Game of the Month April 2015

Spring is traditionally one of the driest seasons when it comes to new games, but this isn’t necessarily a bad thing. Keeping in line with expectations, there weren’t a lot of new games in April, but there were some unexpected gems that rose to the top. These smaller games went toe-to-toe with a widely anticipated big-budget game, but as we’ve seen plenty of times in the past, multi-million dollar budgets don’t always guarantee greatness.

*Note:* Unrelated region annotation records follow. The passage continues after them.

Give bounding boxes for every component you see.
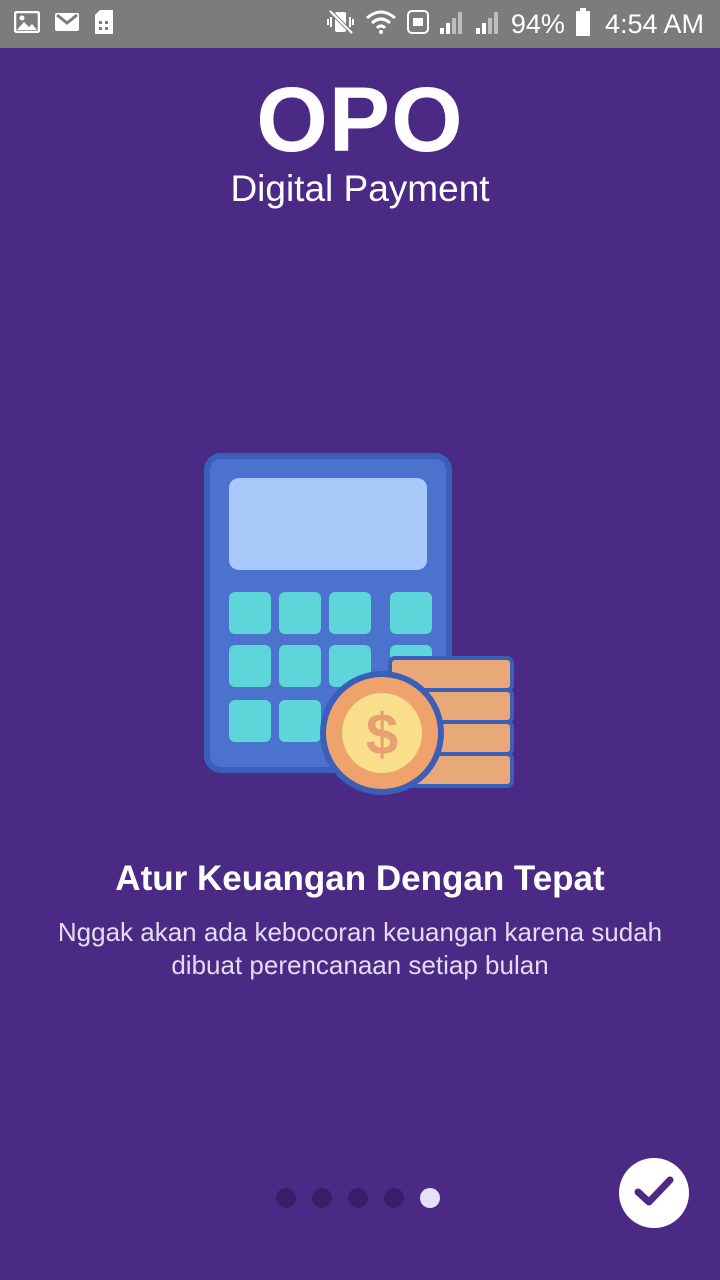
page-dot[interactable] [276,1188,296,1208]
check-icon [634,1175,674,1212]
app-subtitle: Digital Payment [230,168,490,209]
gmail-icon [54,12,80,37]
status-bar: 94% 4:54 AM [0,0,720,48]
lte-icon [406,9,429,39]
battery-percent: 94% [510,9,565,39]
svg-text:$: $ [366,702,398,767]
page-dot[interactable] [348,1188,368,1208]
system-indicators: 94% 4:54 AM [326,0,704,48]
slide-title: Atur Keuangan Dengan Tepat [115,859,605,898]
image-icon [13,10,41,38]
wifi-icon [365,9,397,40]
battery-icon [575,7,591,41]
page-dot[interactable] [312,1188,332,1208]
app-logo-title: OPO [256,69,464,171]
sim-icon [94,10,114,39]
page-indicator [276,1188,440,1208]
page-dot[interactable] [384,1188,404,1208]
page-dot-active[interactable] [420,1188,440,1208]
calculator-coins-icon: $ [200,450,520,802]
notification-icons [13,10,114,39]
done-button[interactable] [619,1158,689,1228]
clock: 4:54 AM [604,9,704,39]
vibrate-icon [326,9,355,40]
slide-description: Nggak akan ada kebocoran keuangan karena… [57,917,663,980]
signal-icon [439,10,465,39]
onboarding-screen: 94% 4:54 AM OPO Digital Payment $ Atur K… [0,0,720,1280]
signal-icon [475,10,501,39]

The game I’m referring to is Mortal Kombat X, but even though it’s a great fighting game, it’s definitely up against stiff competition, including a game that’s unusually light on presentation, but big on brain teasers. I’m talking about Box Boy on the 3DS, which admittedly doesn’t look like much from the outside, but its simple mechanics and puzzles expand gradually over time, testing your intellect just enough to consistently deliver a strong sense of satisfaction. We also felt really positive about Affordable Space Adventures, which makes great use of the Wii U’s gamepad to facilitate teamwork as you explore the beautiful and mysterious far-off reaches of deep space. Crypt of the Necrodancer took dungeon crawling to new depths, melding roguelike elements with mechanics from rhythm games, offering an experience unlike anything that we’ve played before. It’s got great dungeon and character design, making it more than an unusual or gimmicky experience. Lastly, though it technically came out in March, we reviewed Pillars of Eternity in April, so we ultimately decided that the impressive homage to Baldur’s Gate belonged on our short list of the best games of April.

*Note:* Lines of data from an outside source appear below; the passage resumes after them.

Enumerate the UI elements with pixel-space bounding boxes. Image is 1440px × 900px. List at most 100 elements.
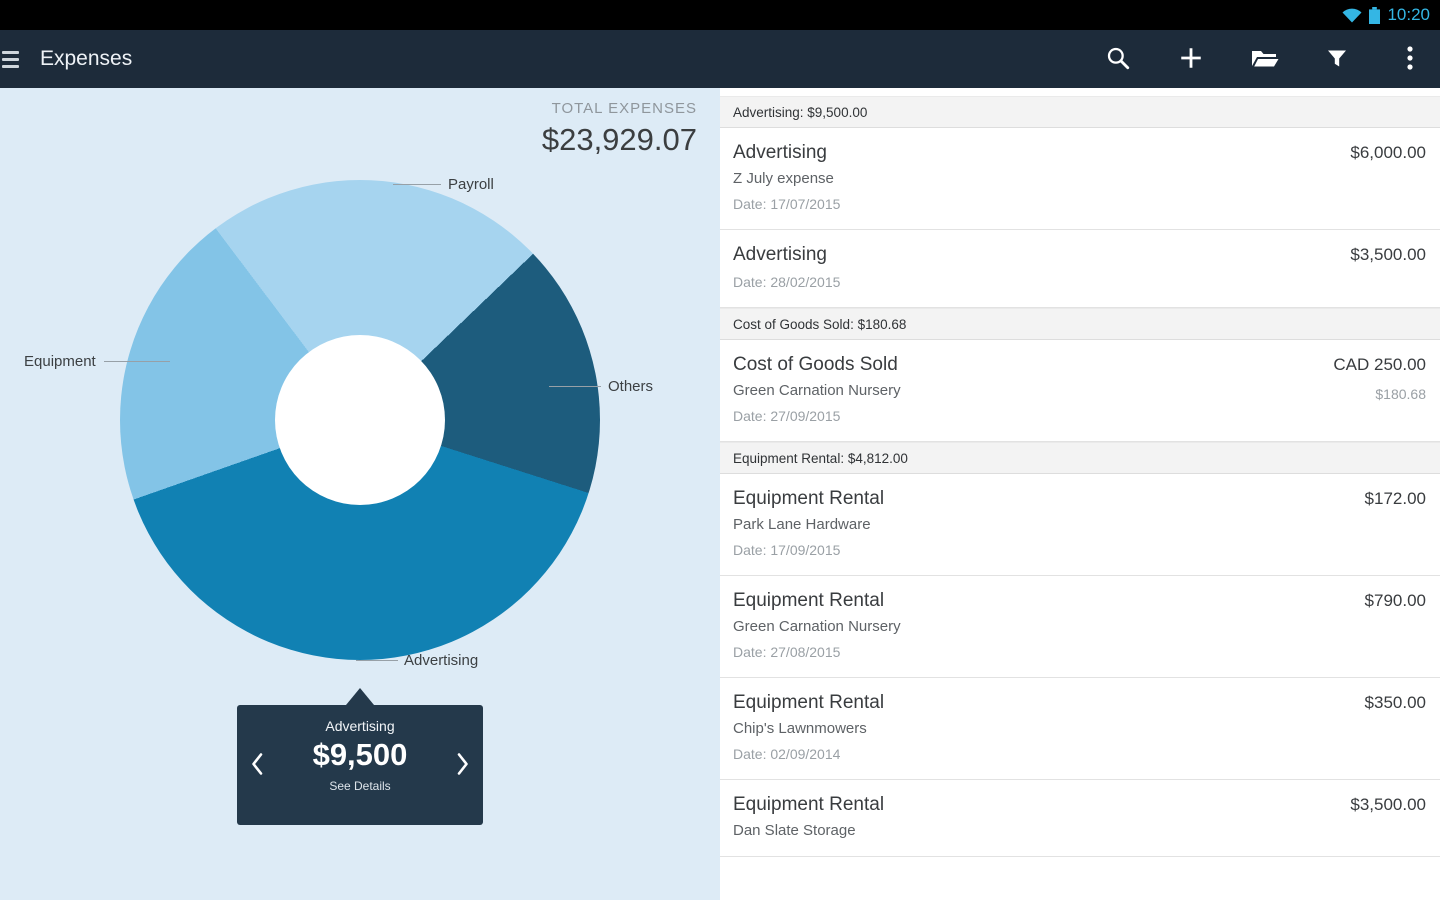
filter-button[interactable] (1323, 39, 1351, 79)
expense-item-amounts: $350.00 (1365, 691, 1426, 764)
expense-item-amount: $3,500.00 (1350, 243, 1426, 267)
expense-group-header: Cost of Goods Sold: $180.68 (720, 308, 1440, 340)
chart-panel: TOTAL EXPENSES $23,929.07 Payroll Equipm… (0, 88, 720, 900)
leader-line (356, 660, 398, 661)
tooltip-category: Advertising (237, 718, 483, 734)
chart-label-text: Payroll (448, 176, 494, 193)
expense-item-amounts: $172.00 (1365, 487, 1426, 560)
expense-item-title: Advertising (733, 243, 840, 267)
expense-item-vendor: Park Lane Hardware (733, 515, 884, 535)
expense-item-title: Advertising (733, 141, 840, 165)
expense-item-vendor: Dan Slate Storage (733, 821, 884, 841)
expense-list-item[interactable]: Cost of Goods Sold Green Carnation Nurser… (720, 340, 1440, 442)
expense-item-title: Cost of Goods Sold (733, 353, 901, 377)
chart-label-equipment: Equipment (24, 353, 170, 370)
tooltip-arrow (346, 688, 374, 705)
hamburger-icon (2, 51, 19, 54)
expense-list-item[interactable]: Equipment Rental Chip's Lawnmowers Date: 0… (720, 678, 1440, 780)
expense-item-amount: $350.00 (1365, 691, 1426, 715)
app-bar-actions (1104, 39, 1440, 79)
screen: 10:20 Expenses (0, 0, 1440, 900)
chart-tooltip: Advertising $9,500 See Details (237, 705, 483, 825)
expense-item-info: Cost of Goods Sold Green Carnation Nurser… (733, 353, 901, 426)
total-expenses-summary: TOTAL EXPENSES $23,929.07 (542, 100, 697, 158)
expense-item-date: Date: 28/02/2015 (733, 273, 840, 292)
folder-icon (1249, 45, 1279, 74)
overflow-menu-button[interactable] (1396, 39, 1424, 79)
previous-segment-button[interactable] (245, 749, 269, 781)
donut-hole (275, 335, 445, 505)
battery-icon (1369, 7, 1380, 24)
expense-item-amount: $790.00 (1365, 589, 1426, 613)
expense-list-item[interactable]: Advertising Z July expense Date: 17/07/201… (720, 128, 1440, 230)
overflow-dots-icon (1406, 45, 1414, 74)
add-expense-button[interactable] (1177, 39, 1205, 79)
expense-list: Advertising: $9,500.00 Advertising Z July … (720, 96, 1440, 857)
expense-list-panel: Advertising: $9,500.00 Advertising Z July … (720, 88, 1440, 900)
status-bar: 10:20 (0, 0, 1440, 30)
leader-line (393, 184, 441, 185)
plus-icon (1178, 45, 1204, 74)
expense-item-amounts: $6,000.00 (1350, 141, 1426, 214)
expense-item-amount: CAD 250.00 (1333, 353, 1426, 377)
expense-group-header: Advertising: $9,500.00 (720, 96, 1440, 128)
expense-item-date: Date: 27/08/2015 (733, 643, 901, 662)
chevron-right-icon (456, 751, 470, 780)
expense-list-item[interactable]: Equipment Rental Park Lane Hardware Date: … (720, 474, 1440, 576)
expense-item-title: Equipment Rental (733, 589, 901, 613)
categorize-button[interactable] (1250, 39, 1278, 79)
page-title: Expenses (40, 47, 132, 71)
chart-label-text: Others (608, 378, 653, 395)
total-expenses-label: TOTAL EXPENSES (542, 100, 697, 117)
expense-item-amounts: $790.00 (1365, 589, 1426, 662)
expense-item-date: Date: 17/09/2015 (733, 541, 884, 560)
tooltip-amount: $9,500 (237, 737, 483, 773)
expense-item-info: Advertising Z July expense Date: 17/07/201… (733, 141, 840, 214)
chevron-left-icon (250, 751, 264, 780)
expense-item-title: Equipment Rental (733, 691, 884, 715)
expense-item-date: Date: 27/09/2015 (733, 407, 901, 426)
expense-item-amount: $172.00 (1365, 487, 1426, 511)
total-expenses-amount: $23,929.07 (542, 122, 697, 158)
expense-item-vendor: Chip's Lawnmowers (733, 719, 884, 739)
expense-item-amount: $3,500.00 (1350, 793, 1426, 817)
expense-group-header: Equipment Rental: $4,812.00 (720, 442, 1440, 474)
app-bar: Expenses (0, 30, 1440, 88)
expense-item-info: Equipment Rental Park Lane Hardware Date: … (733, 487, 884, 560)
expense-item-info: Equipment Rental Green Carnation Nursery D… (733, 589, 901, 662)
wifi-icon (1342, 7, 1362, 23)
expense-item-vendor: Z July expense (733, 169, 840, 189)
expense-item-date: Date: 02/09/2014 (733, 745, 884, 764)
see-details-button[interactable]: See Details (329, 779, 390, 793)
expense-item-amounts: $3,500.00 (1350, 793, 1426, 841)
chart-label-text: Equipment (24, 353, 96, 370)
expense-item-info: Equipment Rental Dan Slate Storage (733, 793, 884, 841)
menu-button[interactable] (0, 39, 30, 79)
search-icon (1105, 45, 1131, 74)
expense-item-info: Equipment Rental Chip's Lawnmowers Date: 0… (733, 691, 884, 764)
chart-label-others: Others (549, 378, 653, 395)
expense-item-title: Equipment Rental (733, 487, 884, 511)
expense-item-amount-converted: $180.68 (1333, 386, 1426, 402)
expense-item-vendor: Green Carnation Nursery (733, 381, 901, 401)
chart-label-text: Advertising (404, 652, 478, 669)
expense-list-item[interactable]: Advertising Date: 28/02/2015 $3,500.00 (720, 230, 1440, 308)
chart-label-advertising: Advertising (356, 652, 478, 669)
main-content: TOTAL EXPENSES $23,929.07 Payroll Equipm… (0, 88, 1440, 900)
expense-item-vendor: Green Carnation Nursery (733, 617, 901, 637)
expense-item-date: Date: 17/07/2015 (733, 195, 840, 214)
filter-funnel-icon (1325, 46, 1349, 73)
expense-item-amounts: $3,500.00 (1350, 243, 1426, 292)
expense-item-amounts: CAD 250.00 $180.68 (1333, 353, 1426, 426)
leader-line (104, 361, 170, 362)
expense-item-info: Advertising Date: 28/02/2015 (733, 243, 840, 292)
expense-item-amount: $6,000.00 (1350, 141, 1426, 165)
chart-label-payroll: Payroll (393, 176, 494, 193)
expense-list-item[interactable]: Equipment Rental Green Carnation Nursery D… (720, 576, 1440, 678)
expense-item-title: Equipment Rental (733, 793, 884, 817)
search-button[interactable] (1104, 39, 1132, 79)
next-segment-button[interactable] (451, 749, 475, 781)
expense-list-item[interactable]: Equipment Rental Dan Slate Storage $3,500.… (720, 780, 1440, 857)
leader-line (549, 386, 601, 387)
status-time: 10:20 (1387, 5, 1430, 25)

There’s far more to Mortal Kombat X than just high production values.
The games on our list of candidates are proof that anytime of year can be a good time for games, even if there aren’t as many being released as we’re used to. As usual, it was difficult to chose the winner for game of the month when there are so many new games with great qualities, but the award ultimately goes to the comical, dark, and deceptively deep fighting game, Mortal Kombat X. Box Boy, Affordable Space Adventures, Crypt of the Necrodancer, and Pillars of Eternity are all great experiences, but none left the same impact on us as Mortal Kombat X did.

The core of the Mortal Kombat experience remains largely the same in Mortal Kombat X: you engage in violent bouts, replete with blood, moans of pain, and over-the-top finishing moves. Alongside some fresh faces, classic characters from the past return, true to form, with an extensive story mode that features over two hours of cutscenes detailing their struggles and that of their offspring. The series’ fighting system has never felt so fluid, and the added depth of character variations makes one character feel like three, giving you more to explore and learn, and more for your opponents to worry about. We’ve also never seen a Mortal Kombat game looks so good. Characters and environments appear more detailed than ever, and the series’ characteristic violence is presented in such a captivating and entertaining way, leaning on absurdity wherever possible to great effect. You cringe at the sight and sound of flesh tearing and bones breaking, but you can’t help but laugh when the act is punctuated with a timely quip. Mortal Kombat X is big, bad, and ugly, for all the right reasons.